La ManoSolitude

(21 octobre 1995 – 6h48 – Boulevard Rochechouart, Paris – 2 heures de sommeil en 72 heures – tristesse et mensonges)

 

« Avant » :

 

La ManoSolitude m’a pris par devant, face au vent. UN matin trop clair, je rencontre LE petit d’homme, LUI, IL marche avec une canne canine, noire, un bandana rouge autour des yeux et des habits du surplus d’une armée qu’il combat. IL vibre de violence incarnée et délivre une parole éraflée à mon égard.

 

Je suis alors, la femme de quelqu’un d’autre, un « lui », aujourd’hui disparu. « Lui » et « lui » se connaissent, ils ont partagé des murs et ses seringues, des draps et des rêves.

 

Ils parlent d’hommes morts trop tôt, de femmes mortes trop tard et de chiens, leurs fidèles compagnons d’infortune. Les voix se fondent dans une fumée du passé et des promesses de junkies s’allument sous le réverbère.

 

Alors, LUI repart d’où IL n’est jamais vraiment venu, son ombre à crocs évite quelques réverbères, suivant de près les hanches brinquebalantes de son maître.

Je suis ébouriffée d’émotion pure.

 

lui, il fait le fier, il L’a connu le Mano, depuis toujours, et les Négresses V., et Marco P., et Tristan, et les autres… déjà cadavres ou en partance pour la plupart.

 

LUI, IL a compté les dalles de trop près et s’enfourne sur les bords des canaux parisiens en fredonnant un requiem pour lui-même.

 

Moi, je suis la fille qui attend la fin de cette petite mort, je LE suis d’un regard et jette un autre à l’autre.

 

Et depuis, j’ai pleuré à chaque écoute, à chaque lecture… j’en ai bouffé de la Manosolitude, boulimique de détresse, égérie du désespoir…

 

Et si MANO, c’était un peu moi, et si Mano n’était pas solo, et si…

 

 

http://hubertmarot.free.fr/ch_mano.htm

 

Voilà comment je L’ai connu… 10 ans exactement… d’hier en aujourd’hui… La déchéance physique contrastant avec l’évolution du Coeur… un écorché revigoré… De Mano à Mano, de vous à moi, IL est NOUS !

 

 

(7 Octobre 2004 – 22h49 – Ancienne Belgique, Bruxelles – Nuits de sommeil réconfortantes – Amour et sérénité)

 

« Après »

 

Paris – Bruxelles – Paris. Aller-retour du spectre hurlant, vampire au cou décharné, un homme ‘i’.

 

Entre bulles et fumée, IL dérive sur scène, le p’tit du Canal, ce Monsieur Pigalle.

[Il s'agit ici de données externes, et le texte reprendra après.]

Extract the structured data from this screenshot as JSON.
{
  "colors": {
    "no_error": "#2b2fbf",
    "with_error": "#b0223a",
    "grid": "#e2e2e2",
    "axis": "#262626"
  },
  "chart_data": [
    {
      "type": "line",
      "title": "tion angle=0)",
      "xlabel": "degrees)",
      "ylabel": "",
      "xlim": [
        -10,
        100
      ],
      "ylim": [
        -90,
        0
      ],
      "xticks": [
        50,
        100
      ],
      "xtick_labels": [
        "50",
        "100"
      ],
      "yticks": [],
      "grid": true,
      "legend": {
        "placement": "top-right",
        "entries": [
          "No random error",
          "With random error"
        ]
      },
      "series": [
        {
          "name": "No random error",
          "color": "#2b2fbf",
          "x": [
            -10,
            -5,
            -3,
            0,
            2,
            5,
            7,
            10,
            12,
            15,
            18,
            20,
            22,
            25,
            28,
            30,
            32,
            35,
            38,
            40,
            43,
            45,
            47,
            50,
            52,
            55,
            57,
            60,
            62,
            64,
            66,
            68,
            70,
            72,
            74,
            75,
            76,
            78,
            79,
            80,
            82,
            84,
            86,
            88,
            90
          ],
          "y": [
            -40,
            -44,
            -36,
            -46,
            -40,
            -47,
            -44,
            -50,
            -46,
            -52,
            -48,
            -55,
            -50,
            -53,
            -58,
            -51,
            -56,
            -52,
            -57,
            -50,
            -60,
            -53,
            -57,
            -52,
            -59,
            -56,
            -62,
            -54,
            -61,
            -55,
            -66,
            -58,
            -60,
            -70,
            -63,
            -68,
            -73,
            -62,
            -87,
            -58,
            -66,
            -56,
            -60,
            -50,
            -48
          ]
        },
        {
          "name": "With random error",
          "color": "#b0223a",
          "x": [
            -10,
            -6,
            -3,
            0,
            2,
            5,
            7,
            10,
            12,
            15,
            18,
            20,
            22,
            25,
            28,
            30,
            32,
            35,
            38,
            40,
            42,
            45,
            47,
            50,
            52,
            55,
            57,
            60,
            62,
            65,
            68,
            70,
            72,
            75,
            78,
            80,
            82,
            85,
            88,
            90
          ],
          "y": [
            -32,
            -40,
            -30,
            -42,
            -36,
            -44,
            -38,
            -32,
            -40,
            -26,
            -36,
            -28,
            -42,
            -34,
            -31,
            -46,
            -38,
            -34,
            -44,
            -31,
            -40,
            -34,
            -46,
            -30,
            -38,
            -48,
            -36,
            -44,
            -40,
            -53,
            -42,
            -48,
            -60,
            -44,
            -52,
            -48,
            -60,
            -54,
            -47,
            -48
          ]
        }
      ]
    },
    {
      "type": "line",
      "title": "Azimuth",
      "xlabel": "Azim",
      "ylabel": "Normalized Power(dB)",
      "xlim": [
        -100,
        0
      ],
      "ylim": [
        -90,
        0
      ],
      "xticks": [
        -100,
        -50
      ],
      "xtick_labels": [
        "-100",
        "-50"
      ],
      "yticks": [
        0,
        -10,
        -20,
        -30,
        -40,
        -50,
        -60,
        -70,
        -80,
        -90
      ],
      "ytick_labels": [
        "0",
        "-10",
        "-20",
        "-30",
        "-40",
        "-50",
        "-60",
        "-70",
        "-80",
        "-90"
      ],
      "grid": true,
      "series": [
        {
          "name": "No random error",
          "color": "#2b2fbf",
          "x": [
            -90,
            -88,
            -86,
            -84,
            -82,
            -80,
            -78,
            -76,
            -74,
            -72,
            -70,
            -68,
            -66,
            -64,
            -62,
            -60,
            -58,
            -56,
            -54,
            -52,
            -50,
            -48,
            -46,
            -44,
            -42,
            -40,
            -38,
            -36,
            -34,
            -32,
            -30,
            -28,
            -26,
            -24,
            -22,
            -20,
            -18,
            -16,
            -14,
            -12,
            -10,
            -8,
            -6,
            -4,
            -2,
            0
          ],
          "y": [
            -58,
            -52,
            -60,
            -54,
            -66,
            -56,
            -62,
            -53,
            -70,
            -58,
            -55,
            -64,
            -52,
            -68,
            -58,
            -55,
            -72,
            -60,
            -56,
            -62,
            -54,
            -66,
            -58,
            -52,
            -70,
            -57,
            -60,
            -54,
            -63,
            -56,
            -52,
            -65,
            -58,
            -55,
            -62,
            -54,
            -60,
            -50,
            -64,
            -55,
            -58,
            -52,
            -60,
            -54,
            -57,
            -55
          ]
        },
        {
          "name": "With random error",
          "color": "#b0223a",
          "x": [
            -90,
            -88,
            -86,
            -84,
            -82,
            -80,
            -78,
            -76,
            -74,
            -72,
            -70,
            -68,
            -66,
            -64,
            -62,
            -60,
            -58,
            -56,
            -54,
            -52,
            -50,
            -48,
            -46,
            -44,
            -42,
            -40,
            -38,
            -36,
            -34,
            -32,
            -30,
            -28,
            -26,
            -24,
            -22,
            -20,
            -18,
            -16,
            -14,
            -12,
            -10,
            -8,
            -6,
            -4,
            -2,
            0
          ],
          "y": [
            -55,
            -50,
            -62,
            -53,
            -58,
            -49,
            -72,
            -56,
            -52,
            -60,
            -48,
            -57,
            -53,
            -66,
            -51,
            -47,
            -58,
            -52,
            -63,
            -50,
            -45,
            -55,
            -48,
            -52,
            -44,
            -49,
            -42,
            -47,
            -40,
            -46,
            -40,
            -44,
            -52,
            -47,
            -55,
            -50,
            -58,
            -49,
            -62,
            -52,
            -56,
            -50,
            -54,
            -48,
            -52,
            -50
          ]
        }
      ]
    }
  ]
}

Les bras mécaniques, automate de cire chaude, IL sent les fonds de sac de couchage. Les pavés dans les yeux, le poing dressé contre qui veut bien contredire la Liberté, IL ouvre ses bras de sorcier maladroit et hurle sa rage de survivre.

L’appel des partisans, le chant des artisans, la musique des ombres, tout LUI est acquis car IL connaît la limite, IL sait le ravin, IL a épousé son ombre. Mais IL n’est l’ombre de personne.

 

Sa voix rauque, telle celle d’un chat blessé, amoureux d’un chien noir, transperce mes silences. IL a de la peine dans ses cheveux fous, son corps désarticulé mesure le rythme de sa colère, le regard creux, les yeux allumés, il arrache mes souvenirs, déterre mon angoisse et me sert un p’tit verre de nostalgie sur son plateau de bistrot.

Ménilmontant, Richard Lenoir, Abbesses, Blanche, Barbès et Clichy, mes quartiers sont à LUI.

 

IL a désossé mon passé, poing par poing. Il crie qu’on est tous nuls mais que c’est pas pour cela qu’on n’existe pas… alors on continue, on sort de là, chamboulés, vidés du trop, emplis de peu et sensibles à la nuit.

 

Et puis, on rit, finalement, d’être encore là après tout ÇA !!